Strategic Software Holdings, which owns nearly 5 percent of Mercator's stock, extended its offer on Monday to purchased the entire company for $2.17 in cash per common Mercator share. The companies met Tuesday to discuss the bid.
"What is outrageous is that the dissidents even admitted at the meeting that they had not secured financing for the purported proposal and that they were not prepared to detail any other terms," King said in his statement.
Last month, Strategic Software Holdings disclosed a plan to replace Mercator's board of directors at Mercator's next annual meeting in May. King called that plan an attempt "to gain control of the board in order to sell the company to themselves as cheaply as possible."Mercator, which competes with IBM, Vitria and WebMethods, sells software designed to help companies stitch together incompatible business systems.
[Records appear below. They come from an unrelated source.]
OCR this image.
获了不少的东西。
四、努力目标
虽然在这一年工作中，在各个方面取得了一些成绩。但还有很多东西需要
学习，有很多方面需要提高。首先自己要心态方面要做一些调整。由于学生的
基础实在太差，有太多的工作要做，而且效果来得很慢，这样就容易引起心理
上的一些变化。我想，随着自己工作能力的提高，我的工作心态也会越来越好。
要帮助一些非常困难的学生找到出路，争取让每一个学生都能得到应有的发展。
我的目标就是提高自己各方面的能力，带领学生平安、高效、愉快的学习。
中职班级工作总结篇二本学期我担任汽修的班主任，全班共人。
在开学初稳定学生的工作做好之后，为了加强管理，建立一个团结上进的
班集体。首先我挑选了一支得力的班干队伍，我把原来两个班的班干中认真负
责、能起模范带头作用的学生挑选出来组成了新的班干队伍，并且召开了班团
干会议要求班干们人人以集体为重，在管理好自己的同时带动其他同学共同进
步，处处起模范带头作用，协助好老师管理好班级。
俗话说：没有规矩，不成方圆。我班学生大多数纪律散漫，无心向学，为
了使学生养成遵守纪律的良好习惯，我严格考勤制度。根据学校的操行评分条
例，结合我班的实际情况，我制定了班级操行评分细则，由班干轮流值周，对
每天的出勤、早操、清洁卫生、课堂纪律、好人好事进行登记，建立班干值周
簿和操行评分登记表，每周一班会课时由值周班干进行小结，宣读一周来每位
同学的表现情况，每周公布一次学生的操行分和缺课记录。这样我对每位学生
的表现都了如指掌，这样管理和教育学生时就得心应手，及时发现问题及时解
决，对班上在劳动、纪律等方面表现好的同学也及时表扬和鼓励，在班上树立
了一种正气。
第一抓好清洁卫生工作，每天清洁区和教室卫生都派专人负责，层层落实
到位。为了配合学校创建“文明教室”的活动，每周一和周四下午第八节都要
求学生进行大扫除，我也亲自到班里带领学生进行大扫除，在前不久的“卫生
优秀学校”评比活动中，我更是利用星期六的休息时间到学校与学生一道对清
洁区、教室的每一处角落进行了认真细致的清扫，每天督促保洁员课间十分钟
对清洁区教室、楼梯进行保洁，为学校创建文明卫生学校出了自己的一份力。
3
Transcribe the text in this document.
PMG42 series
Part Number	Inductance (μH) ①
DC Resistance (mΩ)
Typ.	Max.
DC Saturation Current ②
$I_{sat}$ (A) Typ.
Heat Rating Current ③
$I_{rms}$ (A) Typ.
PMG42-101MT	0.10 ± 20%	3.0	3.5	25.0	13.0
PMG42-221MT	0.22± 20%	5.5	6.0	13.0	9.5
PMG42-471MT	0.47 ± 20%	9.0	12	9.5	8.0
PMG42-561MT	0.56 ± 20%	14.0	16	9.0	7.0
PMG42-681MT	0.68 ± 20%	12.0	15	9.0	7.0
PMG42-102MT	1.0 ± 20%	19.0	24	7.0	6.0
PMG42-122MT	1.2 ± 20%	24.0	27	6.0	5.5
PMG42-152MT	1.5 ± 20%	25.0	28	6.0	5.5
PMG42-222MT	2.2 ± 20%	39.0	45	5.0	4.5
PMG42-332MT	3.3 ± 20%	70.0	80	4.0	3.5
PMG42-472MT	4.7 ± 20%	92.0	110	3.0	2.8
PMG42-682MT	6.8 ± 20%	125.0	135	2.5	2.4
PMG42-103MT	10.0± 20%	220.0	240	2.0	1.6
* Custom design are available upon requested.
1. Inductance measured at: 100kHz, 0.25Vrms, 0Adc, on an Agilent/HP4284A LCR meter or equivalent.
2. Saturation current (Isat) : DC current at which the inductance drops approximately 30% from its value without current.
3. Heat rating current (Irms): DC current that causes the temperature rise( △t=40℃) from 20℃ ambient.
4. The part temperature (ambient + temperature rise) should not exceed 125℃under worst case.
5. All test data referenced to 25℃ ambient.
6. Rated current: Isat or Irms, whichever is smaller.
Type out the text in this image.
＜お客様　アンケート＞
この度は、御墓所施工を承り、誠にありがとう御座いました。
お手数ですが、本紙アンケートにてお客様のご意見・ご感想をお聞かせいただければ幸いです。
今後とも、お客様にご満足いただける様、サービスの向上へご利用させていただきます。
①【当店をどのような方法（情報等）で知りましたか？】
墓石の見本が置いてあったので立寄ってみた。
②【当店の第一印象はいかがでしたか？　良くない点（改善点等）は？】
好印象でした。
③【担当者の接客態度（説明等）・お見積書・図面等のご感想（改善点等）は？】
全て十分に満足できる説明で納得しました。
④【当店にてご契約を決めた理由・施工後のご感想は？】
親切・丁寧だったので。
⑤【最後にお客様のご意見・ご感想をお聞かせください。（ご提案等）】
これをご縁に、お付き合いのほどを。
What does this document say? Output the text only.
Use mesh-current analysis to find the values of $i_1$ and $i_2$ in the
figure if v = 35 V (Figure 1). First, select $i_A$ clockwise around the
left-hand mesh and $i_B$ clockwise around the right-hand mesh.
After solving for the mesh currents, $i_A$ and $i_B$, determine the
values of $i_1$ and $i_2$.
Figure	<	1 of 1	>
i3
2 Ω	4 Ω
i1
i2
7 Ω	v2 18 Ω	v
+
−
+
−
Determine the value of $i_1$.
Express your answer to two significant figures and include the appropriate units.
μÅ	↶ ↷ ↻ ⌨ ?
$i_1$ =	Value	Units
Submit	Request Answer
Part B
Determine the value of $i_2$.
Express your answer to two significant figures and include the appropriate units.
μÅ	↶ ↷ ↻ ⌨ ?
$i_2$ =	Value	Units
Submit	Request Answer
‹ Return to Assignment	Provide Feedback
Sales for that type of software has generally declined in the past two years as companies put the brakes on information technology investments.
The company has more than 1,100 customers, according to Mercator's Web site. In 2002, it posted a net loss of $29.4 million, or 86 cents per share, on nearly $112 million in sales. The company's shares closed down 7 percent on Friday, at $1.57.
Strategic Software Holdings was not immediately available to comment.